There’s a right way and a wrong way to create (“provision”) credentials. Unfortunately most developers don’t understand the difference, and tutorials ignore it. For example, Amazon IoT uses certificates to authenticate devices, which is state of the art, but its Security Best Practices page does not give recommendations on how to create and protect the private key used to generate the certificate. Luckily there are good solutions out there. The most secure is to use hardware chips that generate internal keys that no one can access. The next step down are solutions like secure provisioning APIs and provisioning appliances. A truly awful way to provision credentials is to bulk generate keys in the cloud, download them in plain text, and hand them over to an unknown resource on a manufacturing line. That unknown resource can take those keys and sell them to the highest bidder on the dark webs, just like hackers make money on the online passwords they steal in data breaches.
As a user of such devices, you have no idea how these credentials are created. Even if you did know, you’re probably not a security expert that can accurately judge the process. Enter the SunSpec Blockchain Work Group. The goal of the workgroup is to create specifications for a decentralized app (DApp) and requirements for a blockchain to run it. The DApp will track how every DER communication certificate is created, and do it in a way that allows provisioning processes to be compared programmatically. This will allow anyone to see the integrity of a DER credential when it communicates to the grid. If a manufacturer uses a poor provisioning processes, it will be transparent to all. Peter Drucker said “you can’t manage what you can’t measure”. The output of the Blockchain Work Group will be a DApp that gives organizations such as the California Public Utility Commission (CPUC) a tool to measure and manage security credentials.

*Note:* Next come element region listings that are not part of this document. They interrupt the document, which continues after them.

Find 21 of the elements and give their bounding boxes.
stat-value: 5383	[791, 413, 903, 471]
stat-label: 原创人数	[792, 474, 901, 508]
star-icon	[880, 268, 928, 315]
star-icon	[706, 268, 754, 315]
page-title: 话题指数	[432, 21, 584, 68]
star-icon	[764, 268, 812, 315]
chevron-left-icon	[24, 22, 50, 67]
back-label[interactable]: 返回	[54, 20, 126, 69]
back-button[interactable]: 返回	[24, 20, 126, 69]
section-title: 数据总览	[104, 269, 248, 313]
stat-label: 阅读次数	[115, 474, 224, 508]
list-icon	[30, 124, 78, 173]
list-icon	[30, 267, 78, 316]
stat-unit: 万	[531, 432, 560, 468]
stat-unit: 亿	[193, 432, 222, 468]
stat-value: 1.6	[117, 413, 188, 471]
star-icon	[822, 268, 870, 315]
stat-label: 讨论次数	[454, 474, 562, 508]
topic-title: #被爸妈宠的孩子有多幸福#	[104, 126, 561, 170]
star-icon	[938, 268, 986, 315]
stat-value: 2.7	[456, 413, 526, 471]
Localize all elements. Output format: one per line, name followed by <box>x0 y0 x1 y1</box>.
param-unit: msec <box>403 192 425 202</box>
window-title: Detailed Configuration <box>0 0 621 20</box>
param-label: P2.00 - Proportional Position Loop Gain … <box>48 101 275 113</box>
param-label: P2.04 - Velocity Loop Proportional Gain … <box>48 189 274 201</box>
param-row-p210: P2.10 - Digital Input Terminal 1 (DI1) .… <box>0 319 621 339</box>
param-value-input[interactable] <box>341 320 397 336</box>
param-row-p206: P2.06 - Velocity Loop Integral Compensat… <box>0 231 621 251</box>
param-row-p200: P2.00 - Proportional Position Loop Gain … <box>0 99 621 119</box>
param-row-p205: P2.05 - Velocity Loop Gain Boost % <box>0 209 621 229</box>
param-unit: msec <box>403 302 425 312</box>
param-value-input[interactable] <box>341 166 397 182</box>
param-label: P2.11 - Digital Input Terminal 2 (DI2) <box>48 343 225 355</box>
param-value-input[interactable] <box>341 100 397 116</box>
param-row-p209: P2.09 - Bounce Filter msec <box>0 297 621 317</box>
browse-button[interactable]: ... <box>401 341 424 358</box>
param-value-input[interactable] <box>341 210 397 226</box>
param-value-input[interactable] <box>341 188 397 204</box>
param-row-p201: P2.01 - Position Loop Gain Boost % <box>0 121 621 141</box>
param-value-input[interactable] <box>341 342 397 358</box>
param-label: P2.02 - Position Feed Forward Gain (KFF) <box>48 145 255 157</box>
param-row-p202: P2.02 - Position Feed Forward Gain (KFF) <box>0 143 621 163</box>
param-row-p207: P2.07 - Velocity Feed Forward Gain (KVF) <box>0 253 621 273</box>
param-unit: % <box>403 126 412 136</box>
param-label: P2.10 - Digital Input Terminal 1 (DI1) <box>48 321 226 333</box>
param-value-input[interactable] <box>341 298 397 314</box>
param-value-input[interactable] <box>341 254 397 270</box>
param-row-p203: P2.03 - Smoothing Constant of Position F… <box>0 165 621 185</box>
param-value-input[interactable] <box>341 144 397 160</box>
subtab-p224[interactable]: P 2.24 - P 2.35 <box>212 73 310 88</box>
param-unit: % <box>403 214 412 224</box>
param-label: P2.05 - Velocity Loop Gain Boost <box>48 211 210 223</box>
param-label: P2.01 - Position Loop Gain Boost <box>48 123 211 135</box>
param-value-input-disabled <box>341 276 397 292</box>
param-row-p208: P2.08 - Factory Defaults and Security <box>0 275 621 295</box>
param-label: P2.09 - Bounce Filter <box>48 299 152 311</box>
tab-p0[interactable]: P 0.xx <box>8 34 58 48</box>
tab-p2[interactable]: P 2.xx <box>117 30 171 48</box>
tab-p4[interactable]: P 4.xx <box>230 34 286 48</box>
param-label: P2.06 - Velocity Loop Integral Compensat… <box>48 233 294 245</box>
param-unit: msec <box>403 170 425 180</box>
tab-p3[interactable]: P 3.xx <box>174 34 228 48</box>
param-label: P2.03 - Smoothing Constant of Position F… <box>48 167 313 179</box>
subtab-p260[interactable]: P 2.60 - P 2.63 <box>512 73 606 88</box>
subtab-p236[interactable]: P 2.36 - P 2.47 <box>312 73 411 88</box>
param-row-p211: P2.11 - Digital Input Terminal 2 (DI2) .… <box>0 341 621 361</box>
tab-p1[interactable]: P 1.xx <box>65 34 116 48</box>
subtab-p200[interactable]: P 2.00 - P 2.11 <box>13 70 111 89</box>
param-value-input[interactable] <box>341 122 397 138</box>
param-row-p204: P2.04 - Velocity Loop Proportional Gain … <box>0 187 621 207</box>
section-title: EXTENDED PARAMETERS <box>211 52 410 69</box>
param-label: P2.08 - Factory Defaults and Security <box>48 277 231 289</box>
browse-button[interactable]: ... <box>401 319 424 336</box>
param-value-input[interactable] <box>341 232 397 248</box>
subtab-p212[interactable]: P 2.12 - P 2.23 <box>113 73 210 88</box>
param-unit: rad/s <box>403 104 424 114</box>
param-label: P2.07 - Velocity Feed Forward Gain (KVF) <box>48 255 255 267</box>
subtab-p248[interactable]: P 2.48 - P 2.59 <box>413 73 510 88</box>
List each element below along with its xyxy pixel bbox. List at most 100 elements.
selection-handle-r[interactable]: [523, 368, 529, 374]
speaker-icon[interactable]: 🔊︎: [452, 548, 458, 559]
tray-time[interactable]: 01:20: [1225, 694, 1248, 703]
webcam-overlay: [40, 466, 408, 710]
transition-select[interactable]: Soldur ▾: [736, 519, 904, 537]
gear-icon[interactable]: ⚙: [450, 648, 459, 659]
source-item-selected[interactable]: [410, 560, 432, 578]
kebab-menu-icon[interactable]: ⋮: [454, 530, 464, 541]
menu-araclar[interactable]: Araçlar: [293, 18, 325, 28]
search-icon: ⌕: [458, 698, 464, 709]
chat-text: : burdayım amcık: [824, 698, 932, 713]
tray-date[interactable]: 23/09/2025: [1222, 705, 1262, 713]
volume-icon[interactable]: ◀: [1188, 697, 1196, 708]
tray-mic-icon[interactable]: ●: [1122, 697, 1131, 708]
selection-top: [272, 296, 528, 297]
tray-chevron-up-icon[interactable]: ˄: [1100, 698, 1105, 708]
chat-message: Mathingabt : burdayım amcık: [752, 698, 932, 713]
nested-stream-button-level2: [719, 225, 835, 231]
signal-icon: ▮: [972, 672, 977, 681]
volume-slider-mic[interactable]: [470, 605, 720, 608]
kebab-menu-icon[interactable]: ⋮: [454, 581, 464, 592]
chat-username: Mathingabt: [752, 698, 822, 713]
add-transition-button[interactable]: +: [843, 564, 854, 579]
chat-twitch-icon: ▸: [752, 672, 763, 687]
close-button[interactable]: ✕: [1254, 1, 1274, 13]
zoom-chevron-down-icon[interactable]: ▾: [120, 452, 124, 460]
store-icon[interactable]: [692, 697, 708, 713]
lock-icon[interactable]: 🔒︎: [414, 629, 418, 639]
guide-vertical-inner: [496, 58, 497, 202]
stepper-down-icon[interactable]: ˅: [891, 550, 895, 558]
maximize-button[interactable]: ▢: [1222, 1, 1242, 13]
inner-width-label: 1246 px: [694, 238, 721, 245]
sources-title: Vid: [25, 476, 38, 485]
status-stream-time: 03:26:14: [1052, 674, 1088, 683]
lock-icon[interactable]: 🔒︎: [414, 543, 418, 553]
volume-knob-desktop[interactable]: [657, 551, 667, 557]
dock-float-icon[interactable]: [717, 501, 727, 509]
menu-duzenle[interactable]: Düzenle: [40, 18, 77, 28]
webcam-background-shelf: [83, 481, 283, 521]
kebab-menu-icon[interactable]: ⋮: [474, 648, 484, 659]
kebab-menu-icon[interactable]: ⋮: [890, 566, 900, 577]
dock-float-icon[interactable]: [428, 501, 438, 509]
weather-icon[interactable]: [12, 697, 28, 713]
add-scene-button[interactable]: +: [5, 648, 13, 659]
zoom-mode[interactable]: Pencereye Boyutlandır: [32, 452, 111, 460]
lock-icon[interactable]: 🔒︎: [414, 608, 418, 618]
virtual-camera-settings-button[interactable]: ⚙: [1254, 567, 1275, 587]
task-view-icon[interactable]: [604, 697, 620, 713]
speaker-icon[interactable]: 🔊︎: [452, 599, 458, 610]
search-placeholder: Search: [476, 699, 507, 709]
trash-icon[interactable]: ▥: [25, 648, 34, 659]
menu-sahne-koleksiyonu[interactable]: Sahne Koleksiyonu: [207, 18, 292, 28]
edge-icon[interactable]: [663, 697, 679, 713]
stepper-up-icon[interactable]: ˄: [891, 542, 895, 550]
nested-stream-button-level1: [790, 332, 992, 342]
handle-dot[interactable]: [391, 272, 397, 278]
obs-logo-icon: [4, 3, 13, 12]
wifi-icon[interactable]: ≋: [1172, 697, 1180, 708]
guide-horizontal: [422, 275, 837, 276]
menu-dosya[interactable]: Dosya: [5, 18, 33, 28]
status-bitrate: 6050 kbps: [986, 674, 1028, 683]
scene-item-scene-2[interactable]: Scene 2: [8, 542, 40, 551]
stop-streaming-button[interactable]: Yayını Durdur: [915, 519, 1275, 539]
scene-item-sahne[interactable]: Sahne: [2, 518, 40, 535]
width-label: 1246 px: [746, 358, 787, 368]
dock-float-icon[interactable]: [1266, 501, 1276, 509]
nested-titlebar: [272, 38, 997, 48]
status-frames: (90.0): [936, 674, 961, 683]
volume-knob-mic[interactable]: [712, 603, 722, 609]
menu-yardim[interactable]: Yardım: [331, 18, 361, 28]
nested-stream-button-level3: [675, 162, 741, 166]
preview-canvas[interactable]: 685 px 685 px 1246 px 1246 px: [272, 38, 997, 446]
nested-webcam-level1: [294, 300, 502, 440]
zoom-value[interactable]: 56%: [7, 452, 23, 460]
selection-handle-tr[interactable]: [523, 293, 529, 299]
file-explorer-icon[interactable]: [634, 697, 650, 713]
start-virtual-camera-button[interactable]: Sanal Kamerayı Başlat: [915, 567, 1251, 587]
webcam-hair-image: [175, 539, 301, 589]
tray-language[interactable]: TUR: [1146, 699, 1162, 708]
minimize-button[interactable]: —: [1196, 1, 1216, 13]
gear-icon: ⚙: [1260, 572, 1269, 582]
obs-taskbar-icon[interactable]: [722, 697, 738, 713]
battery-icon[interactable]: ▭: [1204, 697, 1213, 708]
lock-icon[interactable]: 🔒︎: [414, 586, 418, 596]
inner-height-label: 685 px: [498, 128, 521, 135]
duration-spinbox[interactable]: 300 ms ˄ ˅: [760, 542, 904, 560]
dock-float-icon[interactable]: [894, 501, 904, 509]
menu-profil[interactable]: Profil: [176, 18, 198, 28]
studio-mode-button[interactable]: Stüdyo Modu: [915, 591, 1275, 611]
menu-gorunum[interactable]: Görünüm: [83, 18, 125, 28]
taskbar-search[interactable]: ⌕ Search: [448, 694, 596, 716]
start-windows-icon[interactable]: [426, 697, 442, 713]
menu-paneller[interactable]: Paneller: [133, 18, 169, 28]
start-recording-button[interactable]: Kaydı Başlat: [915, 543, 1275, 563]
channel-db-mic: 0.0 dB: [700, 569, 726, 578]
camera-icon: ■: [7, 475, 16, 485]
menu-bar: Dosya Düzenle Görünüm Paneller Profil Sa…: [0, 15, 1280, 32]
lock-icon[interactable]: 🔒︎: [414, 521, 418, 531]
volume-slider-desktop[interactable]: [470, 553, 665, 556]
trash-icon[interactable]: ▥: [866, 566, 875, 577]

Once the DApp is created, organizations outside of the energy space could find value in it- the integrity of credentials is important to all industries, not just energy. Standards bodies that require Public Key Infrastructure (PKI) can put credential information into extensions of the X.509 certificates they specify. IoT cloud providers can query the blockchain to check the security of devices that connect to them. In fact, many of the companies that will provide provisioning solutions to DER manufacturers supply to the rest of IoT as well. The rapid growth of DERs in California make energy the ideal first market for the DApp, but the DApp can very well be used in other markets in the near future.